Figure 7 shows the writer recognition rate for selected individual features (f7, f22–f26). These features have resulted in the highest recognition rate compared with other features. Features such as direction (f1), curvature (f2), and tortuosity (f3) can be used with other features to improve the recognition rate. Furthermore, features such as tortuosity (f3) can be used to measure the writing speed.

Fig. 7
figure 7

Writer identification rate for the ten top-ranked writers using different datasets in Arabic and English

Table 3 shows the performance of the new features compared to the state-of-the-art counterparts when using the IAM dataset with approximately 650 writers. As shown in the table, the new features result in the highest recognition rate compared with the state-of-the-art features. The new fourth-order chain-code features show a significant improvement with regard to other features especially when combined with the KDA classifier.

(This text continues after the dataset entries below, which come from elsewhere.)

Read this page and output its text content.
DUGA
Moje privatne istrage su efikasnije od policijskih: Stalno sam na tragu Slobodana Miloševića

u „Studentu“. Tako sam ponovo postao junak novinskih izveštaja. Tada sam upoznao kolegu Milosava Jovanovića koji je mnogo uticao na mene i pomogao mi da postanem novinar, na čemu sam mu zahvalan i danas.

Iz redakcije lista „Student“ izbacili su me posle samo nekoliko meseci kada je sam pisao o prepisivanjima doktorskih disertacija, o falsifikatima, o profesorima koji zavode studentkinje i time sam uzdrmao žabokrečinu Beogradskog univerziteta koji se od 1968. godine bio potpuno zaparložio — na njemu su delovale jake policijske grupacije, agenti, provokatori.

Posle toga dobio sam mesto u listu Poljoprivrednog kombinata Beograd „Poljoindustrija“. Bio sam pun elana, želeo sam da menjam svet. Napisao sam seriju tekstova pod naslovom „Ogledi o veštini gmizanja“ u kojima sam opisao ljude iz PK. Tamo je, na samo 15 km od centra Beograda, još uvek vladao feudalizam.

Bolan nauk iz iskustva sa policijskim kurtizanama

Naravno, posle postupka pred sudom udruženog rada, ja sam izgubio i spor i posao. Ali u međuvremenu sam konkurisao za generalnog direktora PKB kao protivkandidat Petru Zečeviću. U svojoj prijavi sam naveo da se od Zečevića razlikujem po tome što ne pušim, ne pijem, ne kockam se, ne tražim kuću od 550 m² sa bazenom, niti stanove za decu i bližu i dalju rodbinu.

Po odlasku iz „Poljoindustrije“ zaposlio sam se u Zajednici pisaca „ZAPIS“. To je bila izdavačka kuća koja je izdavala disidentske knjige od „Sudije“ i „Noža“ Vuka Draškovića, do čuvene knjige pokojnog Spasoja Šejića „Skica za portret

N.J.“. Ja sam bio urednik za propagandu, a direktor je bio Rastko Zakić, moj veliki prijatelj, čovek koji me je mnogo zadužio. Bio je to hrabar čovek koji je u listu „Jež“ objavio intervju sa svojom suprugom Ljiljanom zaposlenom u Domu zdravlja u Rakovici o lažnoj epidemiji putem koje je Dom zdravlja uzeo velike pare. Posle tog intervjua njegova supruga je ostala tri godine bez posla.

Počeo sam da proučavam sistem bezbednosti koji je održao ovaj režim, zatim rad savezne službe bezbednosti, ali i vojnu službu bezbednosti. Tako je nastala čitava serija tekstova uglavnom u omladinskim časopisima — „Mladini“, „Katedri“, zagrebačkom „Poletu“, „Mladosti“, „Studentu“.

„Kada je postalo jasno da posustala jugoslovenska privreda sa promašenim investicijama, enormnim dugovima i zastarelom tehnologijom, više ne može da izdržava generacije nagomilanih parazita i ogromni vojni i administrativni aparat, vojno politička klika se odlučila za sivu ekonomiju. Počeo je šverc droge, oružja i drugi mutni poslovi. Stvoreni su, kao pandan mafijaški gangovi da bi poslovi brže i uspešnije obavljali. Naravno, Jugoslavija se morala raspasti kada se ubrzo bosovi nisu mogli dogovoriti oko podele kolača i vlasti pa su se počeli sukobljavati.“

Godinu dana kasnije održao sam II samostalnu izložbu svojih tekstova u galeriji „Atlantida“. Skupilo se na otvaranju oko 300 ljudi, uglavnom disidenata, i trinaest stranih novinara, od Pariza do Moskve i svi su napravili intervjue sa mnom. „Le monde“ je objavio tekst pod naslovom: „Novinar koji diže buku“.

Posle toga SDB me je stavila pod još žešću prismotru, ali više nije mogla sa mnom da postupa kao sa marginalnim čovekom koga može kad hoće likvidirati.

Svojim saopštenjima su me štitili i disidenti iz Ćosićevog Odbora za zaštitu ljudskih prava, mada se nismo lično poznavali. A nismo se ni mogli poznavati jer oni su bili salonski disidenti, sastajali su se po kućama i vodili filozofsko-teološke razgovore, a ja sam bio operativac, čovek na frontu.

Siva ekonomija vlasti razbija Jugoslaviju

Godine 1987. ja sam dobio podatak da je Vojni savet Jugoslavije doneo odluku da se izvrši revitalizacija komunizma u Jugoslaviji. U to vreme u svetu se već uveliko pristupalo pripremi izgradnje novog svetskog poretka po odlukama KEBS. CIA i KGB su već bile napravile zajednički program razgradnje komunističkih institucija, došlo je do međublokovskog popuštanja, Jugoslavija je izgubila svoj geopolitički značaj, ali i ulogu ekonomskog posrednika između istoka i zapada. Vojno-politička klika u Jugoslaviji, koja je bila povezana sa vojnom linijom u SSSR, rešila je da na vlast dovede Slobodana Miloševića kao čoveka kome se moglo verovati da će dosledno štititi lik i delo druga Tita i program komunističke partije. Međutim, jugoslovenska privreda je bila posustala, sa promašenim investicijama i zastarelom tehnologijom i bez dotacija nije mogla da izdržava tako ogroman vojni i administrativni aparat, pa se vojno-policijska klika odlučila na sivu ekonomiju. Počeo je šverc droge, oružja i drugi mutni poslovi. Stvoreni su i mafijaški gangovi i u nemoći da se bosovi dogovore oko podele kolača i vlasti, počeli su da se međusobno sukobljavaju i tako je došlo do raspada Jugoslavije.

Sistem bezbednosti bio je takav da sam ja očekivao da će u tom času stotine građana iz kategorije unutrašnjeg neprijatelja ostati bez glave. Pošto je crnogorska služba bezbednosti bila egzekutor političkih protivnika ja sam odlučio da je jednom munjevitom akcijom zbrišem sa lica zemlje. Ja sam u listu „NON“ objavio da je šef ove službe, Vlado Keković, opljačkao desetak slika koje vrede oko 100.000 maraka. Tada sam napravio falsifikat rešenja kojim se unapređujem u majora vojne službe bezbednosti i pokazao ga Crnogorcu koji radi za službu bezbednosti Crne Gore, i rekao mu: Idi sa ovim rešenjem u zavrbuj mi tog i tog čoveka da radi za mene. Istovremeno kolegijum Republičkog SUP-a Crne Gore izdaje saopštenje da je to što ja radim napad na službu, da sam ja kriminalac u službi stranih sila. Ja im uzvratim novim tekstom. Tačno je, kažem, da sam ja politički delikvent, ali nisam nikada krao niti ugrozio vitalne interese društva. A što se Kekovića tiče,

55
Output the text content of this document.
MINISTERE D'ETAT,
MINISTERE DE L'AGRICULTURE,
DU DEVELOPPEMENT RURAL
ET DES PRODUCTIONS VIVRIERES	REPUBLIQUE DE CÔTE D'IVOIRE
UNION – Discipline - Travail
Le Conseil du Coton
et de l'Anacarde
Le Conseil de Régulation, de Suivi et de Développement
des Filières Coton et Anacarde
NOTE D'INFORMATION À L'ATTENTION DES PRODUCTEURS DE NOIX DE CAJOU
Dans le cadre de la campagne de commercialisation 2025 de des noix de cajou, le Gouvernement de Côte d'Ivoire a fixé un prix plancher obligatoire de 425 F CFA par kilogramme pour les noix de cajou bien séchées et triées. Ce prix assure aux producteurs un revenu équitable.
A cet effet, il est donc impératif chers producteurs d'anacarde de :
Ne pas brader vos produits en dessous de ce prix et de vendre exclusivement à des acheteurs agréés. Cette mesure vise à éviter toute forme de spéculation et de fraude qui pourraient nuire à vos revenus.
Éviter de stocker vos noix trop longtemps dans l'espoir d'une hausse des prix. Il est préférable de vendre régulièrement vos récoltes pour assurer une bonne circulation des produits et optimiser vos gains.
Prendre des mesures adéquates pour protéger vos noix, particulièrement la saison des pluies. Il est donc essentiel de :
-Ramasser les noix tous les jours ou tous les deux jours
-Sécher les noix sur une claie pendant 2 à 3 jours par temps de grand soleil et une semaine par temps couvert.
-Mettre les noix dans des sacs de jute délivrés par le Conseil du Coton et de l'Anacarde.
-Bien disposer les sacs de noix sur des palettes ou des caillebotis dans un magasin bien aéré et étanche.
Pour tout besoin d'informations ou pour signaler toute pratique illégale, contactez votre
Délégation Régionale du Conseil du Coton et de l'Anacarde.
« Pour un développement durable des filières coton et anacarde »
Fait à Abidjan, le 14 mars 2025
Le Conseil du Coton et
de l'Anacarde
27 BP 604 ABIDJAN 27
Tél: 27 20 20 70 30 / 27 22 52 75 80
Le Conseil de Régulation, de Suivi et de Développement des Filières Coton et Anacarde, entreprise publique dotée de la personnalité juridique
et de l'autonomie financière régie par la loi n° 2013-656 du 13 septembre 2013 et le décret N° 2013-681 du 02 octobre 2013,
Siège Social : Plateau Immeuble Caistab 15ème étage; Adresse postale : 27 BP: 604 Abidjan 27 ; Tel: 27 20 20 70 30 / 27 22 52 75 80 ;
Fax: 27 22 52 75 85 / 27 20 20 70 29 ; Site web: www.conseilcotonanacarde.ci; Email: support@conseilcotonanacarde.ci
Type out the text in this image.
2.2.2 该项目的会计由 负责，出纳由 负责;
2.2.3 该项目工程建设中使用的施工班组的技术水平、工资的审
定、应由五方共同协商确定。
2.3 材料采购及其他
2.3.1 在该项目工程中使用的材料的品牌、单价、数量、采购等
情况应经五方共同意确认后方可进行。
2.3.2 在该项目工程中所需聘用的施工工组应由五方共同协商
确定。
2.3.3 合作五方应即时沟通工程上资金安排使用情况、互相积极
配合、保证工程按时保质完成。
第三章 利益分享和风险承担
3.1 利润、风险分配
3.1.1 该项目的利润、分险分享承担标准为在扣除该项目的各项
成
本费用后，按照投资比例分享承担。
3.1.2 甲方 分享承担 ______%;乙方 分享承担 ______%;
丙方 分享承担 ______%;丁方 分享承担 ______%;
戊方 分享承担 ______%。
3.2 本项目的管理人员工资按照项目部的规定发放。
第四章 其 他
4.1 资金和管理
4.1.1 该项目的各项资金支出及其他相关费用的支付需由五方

Table 3 State-of-the-art writer identification performance of individual features compared to the new features on the IAM dataset with 650 writers

5 Conclusion

This paper has presented several new features for writer identification. These include curvature, direction, and tortuosity features. We have shown through an evaluation and analysis of the recognition performance results obtained using two well-known datasets the usefulness of these features for writer identification. In particular, a comparison of the recognition performances of these features when deployed individually against state-of-the art features was also carried out. The findings have led us to propose methods to improve the discriminative power of both chain-code and edge-based directional features. To further ascertain the discriminative power of the proposed features we have utilized several distance metrics including X 2, L 2, and L 1 distances and the distance at the feature level when combined with KDA classifier by computing the differences between the feature vectors. The latter approach outperforms all the other distance measures previously reported in the literature. Work on the use of these features is ongoing for the prediction of demographic categories, including age, nationality, handedness, and gender. Future work will include the validation of the method with other languages and offline signature verification.